Weekend of a Champion, de Frank Simon

 

Pourvu qu’il ne pleuve pas

Weekend of a Champion, de Frank SimonTrois jours au cœur d’un Grand Prix de formule 1 avec le pilote Jackie Stewart au sommet de sa gloire : le 18 décembre, Pathé ressort Weekend of a Champion, un splendide documentaire de Frank Simon et Roman Polanski très peu diffusé depuis sa sortie en 1972. Le film a fait partie de la sélection officielle du Festival de Cannes en 2013.

Tour d’essai. Caméra embarquée au-dessus du pilote, on avale avec lui le bitume de Monte-Carlo à 150 à l’heure sous la pluie. L’eau gicle, l’image tremble et la buée brouille les détails, les virages s’enchaînent en accéléré, droite, gauche, épingle, le moteur vrombit ; puis le noir soudain du tunnel, et enfin la ligne droite vers l’arrivée, prise à 250 dans ce flou total, où les pieds quittent le sol et l’estomac nous plane entre les côtes.

Grand Prix de Monaco, 1971, remporté sur Tyrell-Ford par le pilote Jackie Stewart, qui a décroché deux ans plus tôt son premier titre de champion du monde. Le réalisateur Roman Polanski, ami du conducteur, confie la caméra à Frank Simon pour devenir l’ombre et le disciple du pilote écossais des premiers essais à la ligne d’arrivée, en nous plongeant avec naturel et curiosité dans l’univers cru et coloré de la formule 1 des années 1970.

Ne vous fiez pas au clinquant de la bande-annonce : pas la peine d’être fou de sports automobiles ni d’avoir lu Michel Vaillant toute son enfance pour apprécier le résultat. La caméra se promène dans un univers riche en anecdotes humaines comme en détails mécaniques, rendant de belles images aux tons passés qui sentent bon leur époque. Les vis rutilent, les mécanos plaisantent, les premières caméras embarquées de l’histoire de la F1 foncent sur le bitume, le couple princier observe depuis sa loge, et la foule en pattes d’éph se perche sur les palmiers, dans une ambiance de kermesse, sans craindre de laisser traîner un pied sur la piste où tournent les bolides.
Les yeux myosotis de la douce Mme Stewart se voilent d’inquiétude à mesure que le ciel se voile de nuages.
Et surtout, casque à la main et combinaison blanche marquée Goodyear sur le dos, Jackie Stewart se laisse tranquillement suivre, du confort de son hôtel à la folie des bains de foule, de la concentration des paddocks au cœur rugissant du circuit, partageant avec nous son sourire à fossettes, mais aussi ses tensions et sa science du pilotage dans les virages étroits de Monte-Carlo.

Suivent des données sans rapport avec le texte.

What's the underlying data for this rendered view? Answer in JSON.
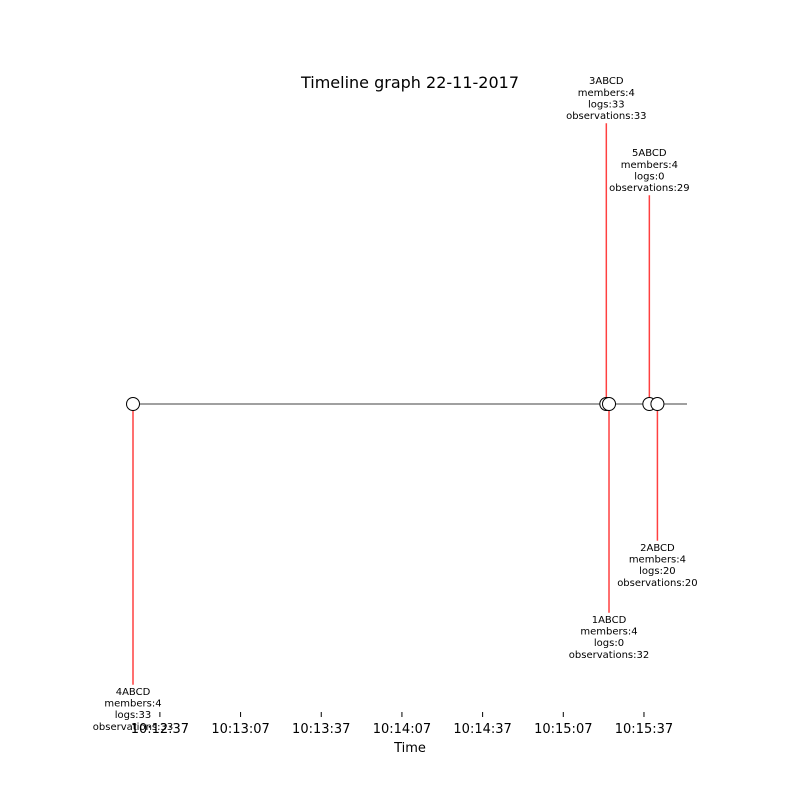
{
  "chart_data": {
    "type": "scatter",
    "title": "Timeline graph 22-11-2017",
    "xlabel": "Time",
    "ylabel": "",
    "x_ticks": [
      "10:12:37",
      "10:13:07",
      "10:13:37",
      "10:14:07",
      "10:14:37",
      "10:15:07",
      "10:15:37"
    ],
    "xlim": [
      "10:12:27",
      "10:15:53"
    ],
    "grid": false,
    "legend": "none",
    "colors": {
      "baseline": "#808080",
      "stem": "#ff4040",
      "marker_fill": "#ffffff",
      "marker_edge": "#000000"
    },
    "events": [
      {
        "time": "10:12:27",
        "level": -0.78,
        "label": [
          "4ABCD",
          "members:4",
          "logs:33",
          "observations:33"
        ]
      },
      {
        "time": "10:15:23",
        "level": 0.78,
        "label": [
          "3ABCD",
          "members:4",
          "logs:33",
          "observations:33"
        ]
      },
      {
        "time": "10:15:24",
        "level": -0.58,
        "label": [
          "1ABCD",
          "members:4",
          "logs:0",
          "observations:32"
        ]
      },
      {
        "time": "10:15:39",
        "level": 0.58,
        "label": [
          "5ABCD",
          "members:4",
          "logs:0",
          "observations:29"
        ]
      },
      {
        "time": "10:15:42",
        "level": -0.38,
        "label": [
          "2ABCD",
          "members:4",
          "logs:20",
          "observations:20"
        ]
      }
    ]
  }
}
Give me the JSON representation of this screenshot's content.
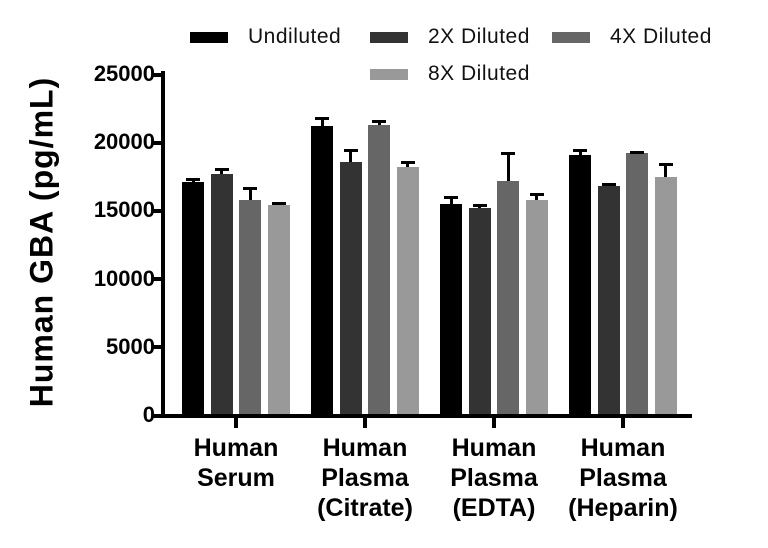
{
  "chart_data": {
    "type": "bar",
    "title": "",
    "ylabel": "Human GBA (pg/mL)",
    "xlabel": "",
    "ylim": [
      0,
      25000
    ],
    "ytick_interval": 5000,
    "ytick_labels": [
      "0",
      "5000",
      "10000",
      "15000",
      "20000",
      "25000"
    ],
    "grid": false,
    "legend_position": "top",
    "categories": [
      "Human\nSerum",
      "Human\nPlasma\n(Citrate)",
      "Human\nPlasma\n(EDTA)",
      "Human\nPlasma\n(Heparin)"
    ],
    "series": [
      {
        "name": "Undiluted",
        "color": "#000000",
        "values": [
          17000,
          21100,
          15400,
          19000
        ],
        "errors": [
          300,
          700,
          600,
          450
        ]
      },
      {
        "name": "2X Diluted",
        "color": "#333333",
        "values": [
          17600,
          18500,
          15100,
          16700
        ],
        "errors": [
          450,
          950,
          300,
          250
        ]
      },
      {
        "name": "4X Diluted",
        "color": "#666666",
        "values": [
          15700,
          21200,
          17100,
          19100
        ],
        "errors": [
          950,
          350,
          2100,
          200
        ]
      },
      {
        "name": "8X Diluted",
        "color": "#999999",
        "values": [
          15300,
          18100,
          15700,
          17400
        ],
        "errors": [
          250,
          450,
          500,
          1000
        ]
      }
    ],
    "error_bar_color": "#000000"
  }
}
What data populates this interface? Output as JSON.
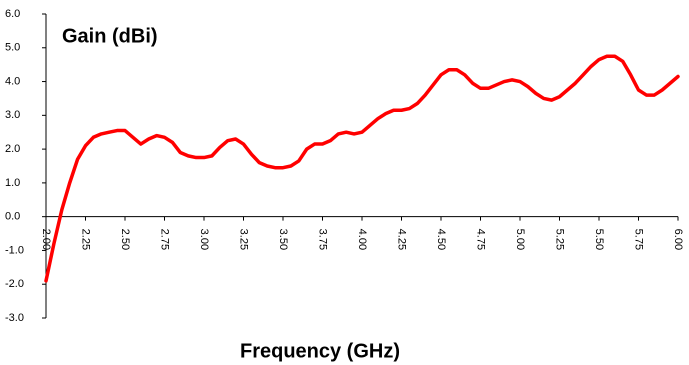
{
  "chart_data": {
    "type": "line",
    "title": "Gain (dBi)",
    "x_label": "Frequency (GHz)",
    "x": [
      2.0,
      2.05,
      2.1,
      2.15,
      2.2,
      2.25,
      2.3,
      2.35,
      2.4,
      2.45,
      2.5,
      2.55,
      2.6,
      2.65,
      2.7,
      2.75,
      2.8,
      2.85,
      2.9,
      2.95,
      3.0,
      3.05,
      3.1,
      3.15,
      3.2,
      3.25,
      3.3,
      3.35,
      3.4,
      3.45,
      3.5,
      3.55,
      3.6,
      3.65,
      3.7,
      3.75,
      3.8,
      3.85,
      3.9,
      3.95,
      4.0,
      4.05,
      4.1,
      4.15,
      4.2,
      4.25,
      4.3,
      4.35,
      4.4,
      4.45,
      4.5,
      4.55,
      4.6,
      4.65,
      4.7,
      4.75,
      4.8,
      4.85,
      4.9,
      4.95,
      5.0,
      5.05,
      5.1,
      5.15,
      5.2,
      5.25,
      5.3,
      5.35,
      5.4,
      5.45,
      5.5,
      5.55,
      5.6,
      5.65,
      5.7,
      5.75,
      5.8,
      5.85,
      5.9,
      5.95,
      6.0
    ],
    "series": [
      {
        "color": "#ff0000",
        "values": [
          -1.9,
          -0.8,
          0.2,
          1.0,
          1.7,
          2.1,
          2.35,
          2.45,
          2.5,
          2.55,
          2.55,
          2.35,
          2.15,
          2.3,
          2.4,
          2.35,
          2.2,
          1.9,
          1.8,
          1.75,
          1.75,
          1.8,
          2.05,
          2.25,
          2.3,
          2.15,
          1.85,
          1.6,
          1.5,
          1.45,
          1.45,
          1.5,
          1.65,
          2.0,
          2.15,
          2.15,
          2.25,
          2.45,
          2.5,
          2.45,
          2.5,
          2.7,
          2.9,
          3.05,
          3.15,
          3.15,
          3.2,
          3.35,
          3.6,
          3.9,
          4.2,
          4.35,
          4.35,
          4.2,
          3.95,
          3.8,
          3.8,
          3.9,
          4.0,
          4.05,
          4.0,
          3.85,
          3.65,
          3.5,
          3.45,
          3.55,
          3.75,
          3.95,
          4.2,
          4.45,
          4.65,
          4.75,
          4.75,
          4.6,
          4.2,
          3.75,
          3.6,
          3.6,
          3.75,
          3.95,
          4.15
        ]
      }
    ],
    "xlim": [
      2.0,
      6.0
    ],
    "ylim": [
      -3.0,
      6.0
    ],
    "xticks": [
      {
        "value": 2.0,
        "label": "2.00"
      },
      {
        "value": 2.25,
        "label": "2.25"
      },
      {
        "value": 2.5,
        "label": "2.50"
      },
      {
        "value": 2.75,
        "label": "2.75"
      },
      {
        "value": 3.0,
        "label": "3.00"
      },
      {
        "value": 3.25,
        "label": "3.25"
      },
      {
        "value": 3.5,
        "label": "3.50"
      },
      {
        "value": 3.75,
        "label": "3.75"
      },
      {
        "value": 4.0,
        "label": "4.00"
      },
      {
        "value": 4.25,
        "label": "4.25"
      },
      {
        "value": 4.5,
        "label": "4.50"
      },
      {
        "value": 4.75,
        "label": "4.75"
      },
      {
        "value": 5.0,
        "label": "5.00"
      },
      {
        "value": 5.25,
        "label": "5.25"
      },
      {
        "value": 5.5,
        "label": "5.50"
      },
      {
        "value": 5.75,
        "label": "5.75"
      },
      {
        "value": 6.0,
        "label": "6.00"
      }
    ],
    "yticks": [
      {
        "value": 6,
        "label": "6.0"
      },
      {
        "value": 5,
        "label": "5.0"
      },
      {
        "value": 4,
        "label": "4.0"
      },
      {
        "value": 3,
        "label": "3.0"
      },
      {
        "value": 2,
        "label": "2.0"
      },
      {
        "value": 1,
        "label": "1.0"
      },
      {
        "value": 0,
        "label": "0.0"
      },
      {
        "value": -1,
        "label": "-1.0"
      },
      {
        "value": -2,
        "label": "-2.0"
      },
      {
        "value": -3,
        "label": "-3.0"
      }
    ]
  }
}
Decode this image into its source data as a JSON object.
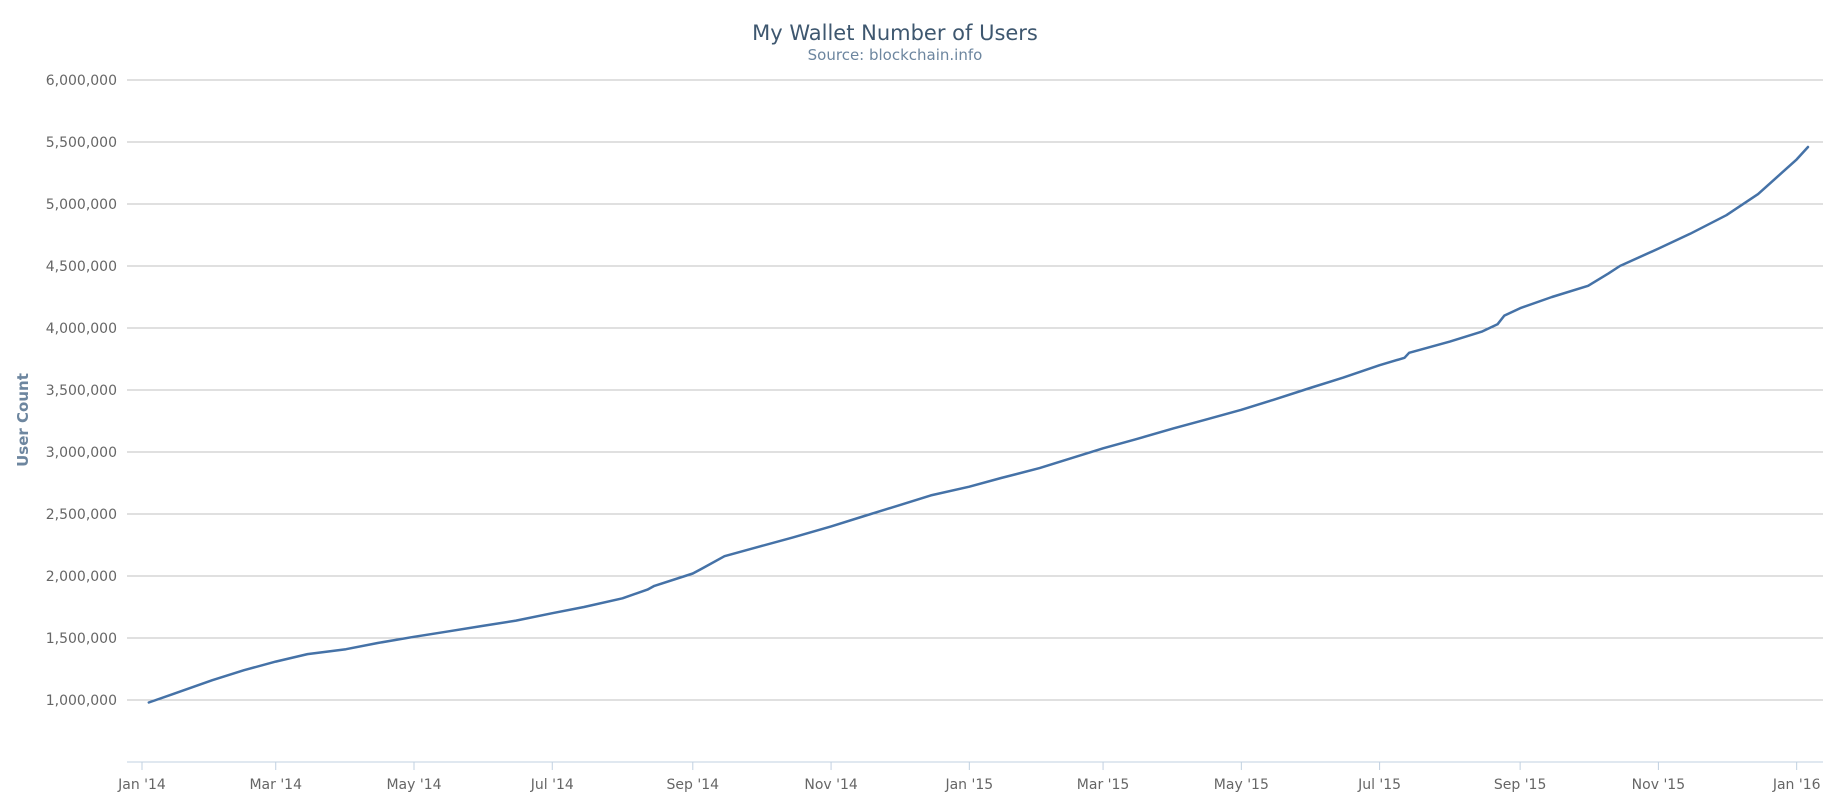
{
  "chart_data": {
    "type": "line",
    "title": "My Wallet Number of Users",
    "subtitle": "Source: blockchain.info",
    "xlabel": "",
    "ylabel": "User Count",
    "ylim": [
      500000,
      6000000
    ],
    "yticks": [
      1000000,
      1500000,
      2000000,
      2500000,
      3000000,
      3500000,
      4000000,
      4500000,
      5000000,
      5500000,
      6000000
    ],
    "ytick_labels": [
      "1,000,000",
      "1,500,000",
      "2,000,000",
      "2,500,000",
      "3,000,000",
      "3,500,000",
      "4,000,000",
      "4,500,000",
      "5,000,000",
      "5,500,000",
      "6,000,000"
    ],
    "xlim": [
      "2014-01-01",
      "2016-01-06"
    ],
    "xticks": [
      "2014-01-01",
      "2014-03-01",
      "2014-05-01",
      "2014-07-01",
      "2014-09-01",
      "2014-11-01",
      "2015-01-01",
      "2015-03-01",
      "2015-05-01",
      "2015-07-01",
      "2015-09-01",
      "2015-11-01",
      "2016-01-01"
    ],
    "xtick_labels": [
      "Jan '14",
      "Mar '14",
      "May '14",
      "Jul '14",
      "Sep '14",
      "Nov '14",
      "Jan '15",
      "Mar '15",
      "May '15",
      "Jul '15",
      "Sep '15",
      "Nov '15",
      "Jan '16"
    ],
    "grid": true,
    "legend": false,
    "series_color": "#4572a7",
    "series": [
      {
        "x": [
          "2014-01-04",
          "2014-01-15",
          "2014-02-01",
          "2014-02-15",
          "2014-03-01",
          "2014-03-15",
          "2014-04-01",
          "2014-04-15",
          "2014-05-01",
          "2014-05-15",
          "2014-06-01",
          "2014-06-15",
          "2014-07-01",
          "2014-07-15",
          "2014-08-01",
          "2014-08-12",
          "2014-08-15",
          "2014-09-01",
          "2014-09-05",
          "2014-09-15",
          "2014-10-01",
          "2014-10-15",
          "2014-11-01",
          "2014-11-15",
          "2014-12-01",
          "2014-12-15",
          "2015-01-01",
          "2015-01-15",
          "2015-02-01",
          "2015-02-15",
          "2015-03-01",
          "2015-03-15",
          "2015-04-01",
          "2015-04-15",
          "2015-05-01",
          "2015-05-15",
          "2015-06-01",
          "2015-06-15",
          "2015-07-01",
          "2015-07-12",
          "2015-07-14",
          "2015-08-01",
          "2015-08-15",
          "2015-08-22",
          "2015-08-25",
          "2015-09-01",
          "2015-09-15",
          "2015-10-01",
          "2015-10-10",
          "2015-10-15",
          "2015-11-01",
          "2015-11-15",
          "2015-12-01",
          "2015-12-15",
          "2016-01-01",
          "2016-01-06"
        ],
        "y": [
          980000,
          1050000,
          1160000,
          1240000,
          1310000,
          1370000,
          1410000,
          1460000,
          1510000,
          1550000,
          1600000,
          1640000,
          1700000,
          1750000,
          1820000,
          1890000,
          1920000,
          2020000,
          2060000,
          2160000,
          2240000,
          2310000,
          2400000,
          2480000,
          2570000,
          2650000,
          2720000,
          2790000,
          2870000,
          2950000,
          3030000,
          3100000,
          3190000,
          3260000,
          3340000,
          3420000,
          3520000,
          3600000,
          3700000,
          3760000,
          3800000,
          3890000,
          3970000,
          4030000,
          4100000,
          4160000,
          4250000,
          4340000,
          4440000,
          4500000,
          4640000,
          4760000,
          4910000,
          5080000,
          5360000,
          5460000
        ]
      }
    ]
  }
}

« Le freinage est très important, explique-t-il en observant les formule 3 faire leurs essais. Si l’équilibre des freins n’est pas au point, t’es dans la merde. L’équilibre avant/arrière. Les roues avant doivent presque bloquer avant les roues arrière. Les roues avant, tu peux les voir. Si les roues arrière se bloquent tu pars dans le virage, mais quand les freins avant se bloquent, au moins tu vois la fumée qui en sort sous les pneus. » Ainsi décortiquée simplement, d’explications sur circuit en métaphores au petit déjeuner, la voiture devient sous nos yeux une créature unique, vivante et respirante, que le pilote doit constamment maintenir tout juste sur le fil, quelles que soient les conditions de poids et de climat, pour ne pas la laisser filer vers l’extrême et le décor.

De cette richesse de matériel, Polanski et Simon tirent un documentaire structuré comme une histoire, un récit illuminé par la bonhommie de Jackie Stewart et assombri par l’évocation des nombreux pilotes morts en course au cours de la décennie. Stewart lui-même a été victime d’un accident huit jours auparavant. « [Parfois en course], tu te rends compte du monde froid, dur, horrible où tu vis, et tu as hâte que l’anesthésiant de la course fasse à nouveau effet. » Et connaître la fin n’empêche pas de se tendre, à quelques tours de l’arrivée, alors que les longs doigts d’Helen Stewart se crispent autour de son chronomètre, parce que le tonnerre vient de gronder deux fois.

 
Weekend of a Champion de Frank Simon, avec Jackie Stewart, Helen Stewart, Roman Polanski… Angleterre, 1971. Sortie le 18 décembre 2013.